Penso che la lotta per la fama sia molto più pericolosa di un film che parla di suicidio, per parlar chiaro: quando, naturalmente, la medesima viene condotta come unico scopo di vita e prescindendo dalle abilità che si possiedono per ottenere quel che si vuole. Eppure, nessuno si sognerebbe di vietare ai minori di 18 anni un reality, o un talent.
Condivido molto quello che dici.
Penso a un libro bellissimo di Paasilinna, “Piccoli suicidi tra amici”, che affronta con un’ironia tutta sua il tema del suicidio. Una lettura del genere io credo sia addirittura liberatoria e quindi da incoraggiare.
…
Sul tabù della morte poi si potrebbero scrivere molte molte pagine.
E aggiungo tutta la serie di fumetti dei coniglietti suicidi, meravigliosa!

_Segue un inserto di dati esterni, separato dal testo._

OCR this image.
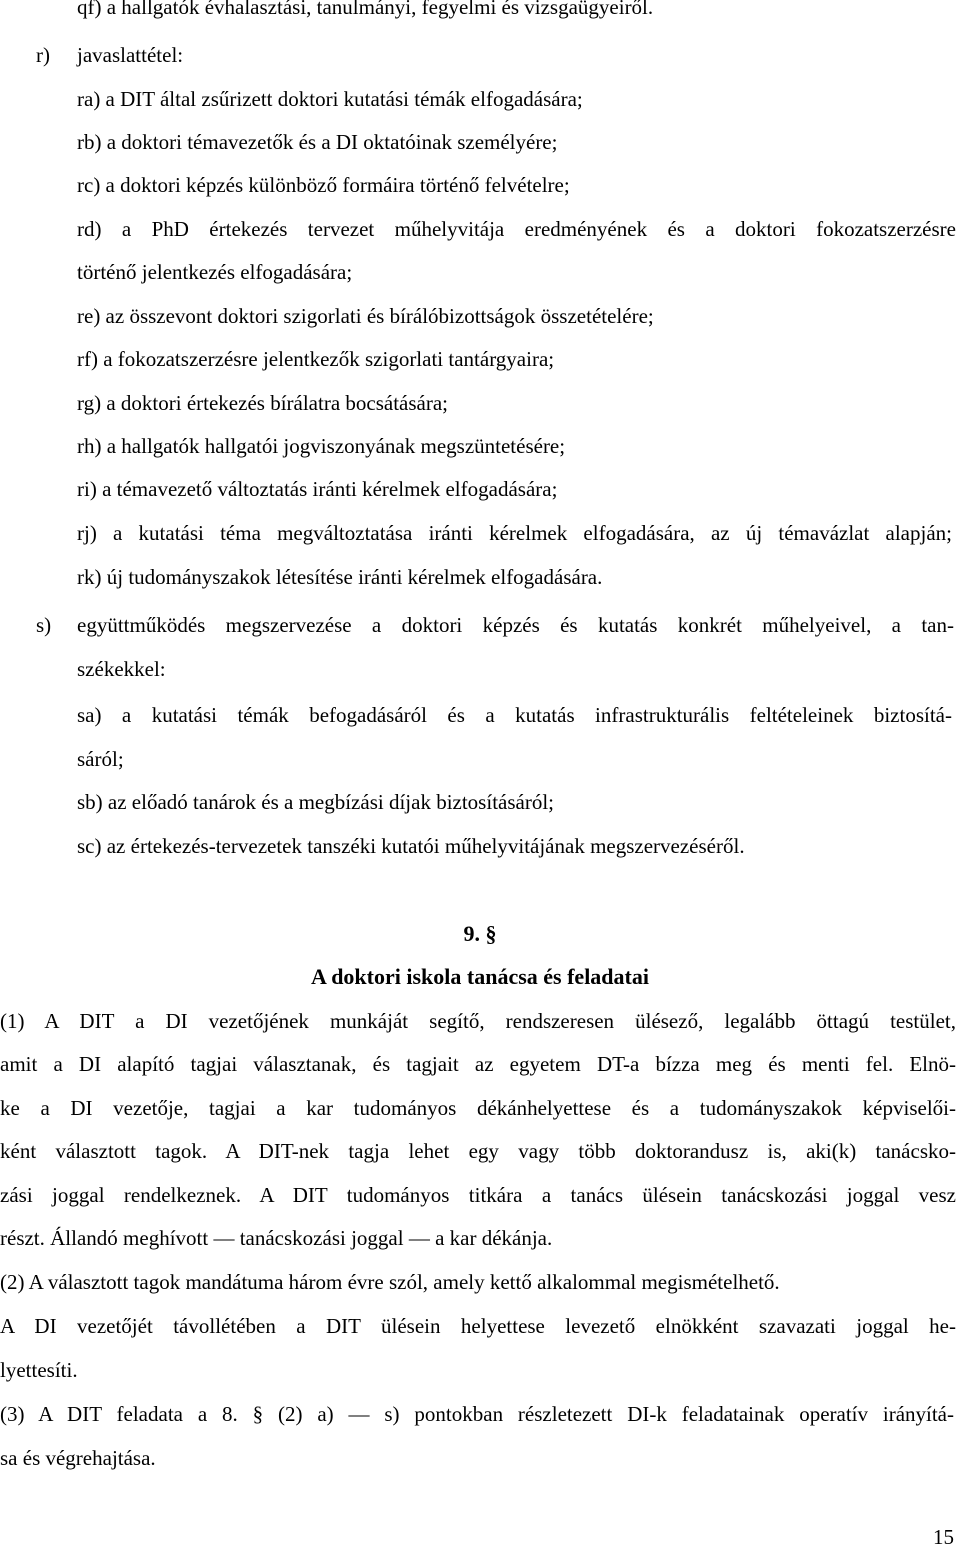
qf) a hallgatók évhalasztási, tanulmányi, fegyelmi és vizsgaügyeiről.
r) javaslattétel:
ra) a DIT által zsűrizett doktori kutatási témák elfogadására;
rb) a doktori témavezetők és a DI oktatóinak személyére;
rc) a doktori képzés különböző formáira történő felvételre;
rd) a PhD értekezés tervezet műhelyvitája eredményének és a doktori fokozatszerzésre
történő jelentkezés elfogadására;
re) az összevont doktori szigorlati és bírálóbizottságok összetételére;
rf) a fokozatszerzésre jelentkezők szigorlati tantárgyaira;
rg) a doktori értekezés bírálatra bocsátására;
rh) a hallgatók hallgatói jogviszonyának megszüntetésére;
ri) a témavezető változtatás iránti kérelmek elfogadására;
rj) a kutatási téma megváltoztatása iránti kérelmek elfogadására, az új témavázlat alapján;
rk) új tudományszakok létesítése iránti kérelmek elfogadására.
s) együttműködés megszervezése a doktori képzés és kutatás konkrét műhelyeivel, a tan-
székekkel:
sa) a kutatási témák befogadásáról és a kutatás infrastrukturális feltételeinek biztosítá-
sáról;
sb) az előadó tanárok és a megbízási díjak biztosításáról;
sc) az értekezés-tervezetek tanszéki kutatói műhelyvitájának megszervezéséről.
9. §
A doktori iskola tanácsa és feladatai
(1) A DIT a DI vezetőjének munkáját segítő, rendszeresen ülésező, legalább öttagú testület,
amit a DI alapító tagjai választanak, és tagjait az egyetem DT-a bízza meg és menti fel. Elnö-
ke a DI vezetője, tagjai a kar tudományos dékánhelyettese és a tudományszakok képviselői-
ként választott tagok. A DIT-nek tagja lehet egy vagy több doktorandusz is, aki(k) tanácsko-
zási joggal rendelkeznek. A DIT tudományos titkára a tanács ülésein tanácskozási joggal vesz
részt. Állandó meghívott — tanácskozási joggal — a kar dékánja.
(2) A választott tagok mandátuma három évre szól, amely kettő alkalommal megismételhető.
A DI vezetőjét távollétében a DIT ülésein helyettese levezető elnökként szavazati joggal he-
lyettesíti.
(3) A DIT feladata a 8. § (2) a) — s) pontokban részletezett DI-k feladatainak operatív irányítá-
sa és végrehajtása.
15
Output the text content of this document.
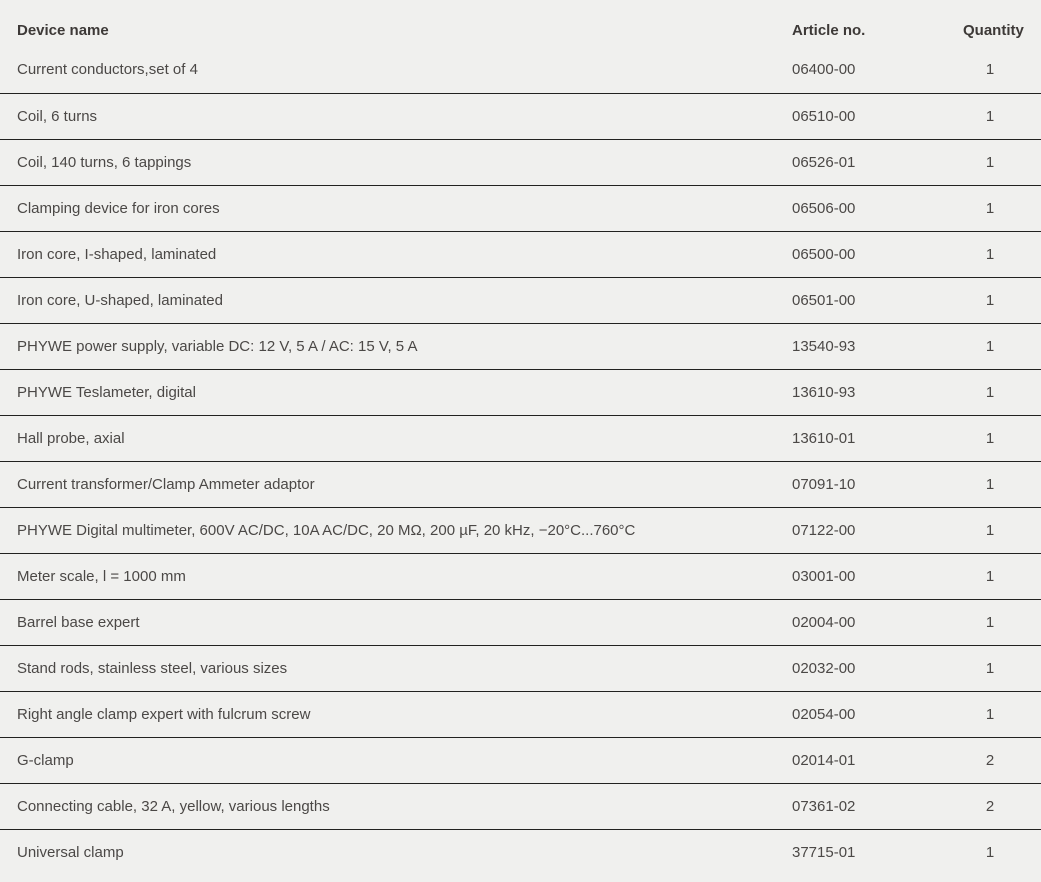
Device name	Article no.	Quantity
Current conductors,set of 4	06400-00	1
Coil, 6 turns	06510-00	1
Coil, 140 turns, 6 tappings	06526-01	1
Clamping device for iron cores	06506-00	1
Iron core, I-shaped, laminated	06500-00	1
Iron core, U-shaped, laminated	06501-00	1
PHYWE power supply, variable DC: 12 V, 5 A / AC: 15 V, 5 A	13540-93	1
PHYWE Teslameter, digital	13610-93	1
Hall probe, axial	13610-01	1
Current transformer/Clamp Ammeter adaptor	07091-10	1
PHYWE Digital multimeter, 600V AC/DC, 10A AC/DC, 20 MΩ, 200 µF, 20 kHz, −20°C...760°C	07122-00	1
Meter scale, l = 1000 mm	03001-00	1
Barrel base expert	02004-00	1
Stand rods, stainless steel, various sizes	02032-00	1
Right angle clamp expert with fulcrum screw	02054-00	1
G-clamp	02014-01	2
Connecting cable, 32 A, yellow, various lengths	07361-02	2
Universal clamp	37715-01	1
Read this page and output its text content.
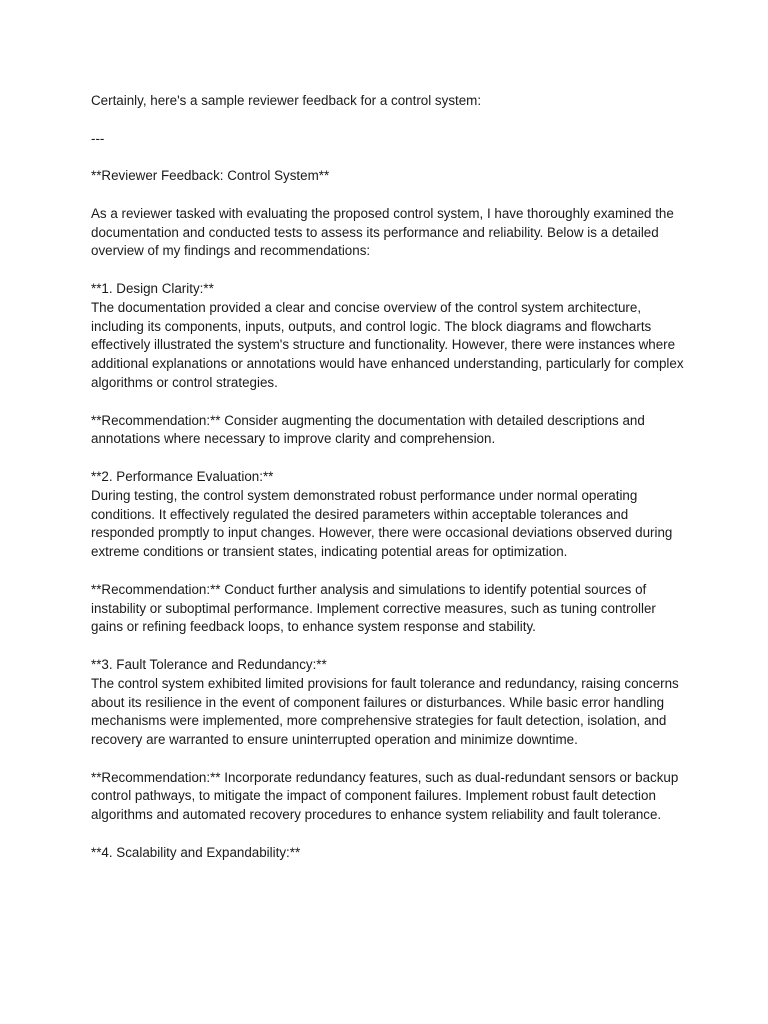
Certainly, here's a sample reviewer feedback for a control system:

---

**Reviewer Feedback: Control System**

As a reviewer tasked with evaluating the proposed control system, I have thoroughly examined the documentation and conducted tests to assess its performance and reliability. Below is a detailed overview of my findings and recommendations:

**1. Design Clarity:**
The documentation provided a clear and concise overview of the control system architecture, including its components, inputs, outputs, and control logic. The block diagrams and flowcharts effectively illustrated the system's structure and functionality. However, there were instances where additional explanations or annotations would have enhanced understanding, particularly for complex algorithms or control strategies.

**Recommendation:** Consider augmenting the documentation with detailed descriptions and annotations where necessary to improve clarity and comprehension.

**2. Performance Evaluation:**
During testing, the control system demonstrated robust performance under normal operating conditions. It effectively regulated the desired parameters within acceptable tolerances and responded promptly to input changes. However, there were occasional deviations observed during extreme conditions or transient states, indicating potential areas for optimization.

**Recommendation:** Conduct further analysis and simulations to identify potential sources of instability or suboptimal performance. Implement corrective measures, such as tuning controller gains or refining feedback loops, to enhance system response and stability.

**3. Fault Tolerance and Redundancy:**
The control system exhibited limited provisions for fault tolerance and redundancy, raising concerns about its resilience in the event of component failures or disturbances. While basic error handling mechanisms were implemented, more comprehensive strategies for fault detection, isolation, and recovery are warranted to ensure uninterrupted operation and minimize downtime.

**Recommendation:** Incorporate redundancy features, such as dual-redundant sensors or backup control pathways, to mitigate the impact of component failures. Implement robust fault detection algorithms and automated recovery procedures to enhance system reliability and fault tolerance.

**4. Scalability and Expandability:**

sì, che tristezza che fa questo divieto.
🙁
forse c’è una differenza, una barriera che fatichiamo a superare tra omicidio e suicidio. In una scena di omicidio troviamo serenità non appena inquadriamo il colpevole. La nostra sete di vendetta si placa facilmente: non appena il colpevole é “assicurato” alla giustizia, noi siamo (r)assicurati. Perché siamo giustizieri nel profondo, invochiamo giustizia per noi e per tutte le vittime del caso. E in nome della giustizia, al fine di vendicare un ingiusto destino, siamo disposti a tutto, paradossalmente anche ad uccidere, come fece, per esempio Caino. In fondo siamo figli suoi , non di quello buono.
Di fronte al suicidio facciamo una fatica bestiale, il nostro paradigma “scova colpevole ritrova sicurezza” va in frantumi, noi entriamo in crisi. Colpevole e vittima si confondono, si sovrappongono. Un paradosso che ancora non riusciamo a digerire, potessimo vieteremmo le notizie che parlano di suicidio ai minori di anni 90.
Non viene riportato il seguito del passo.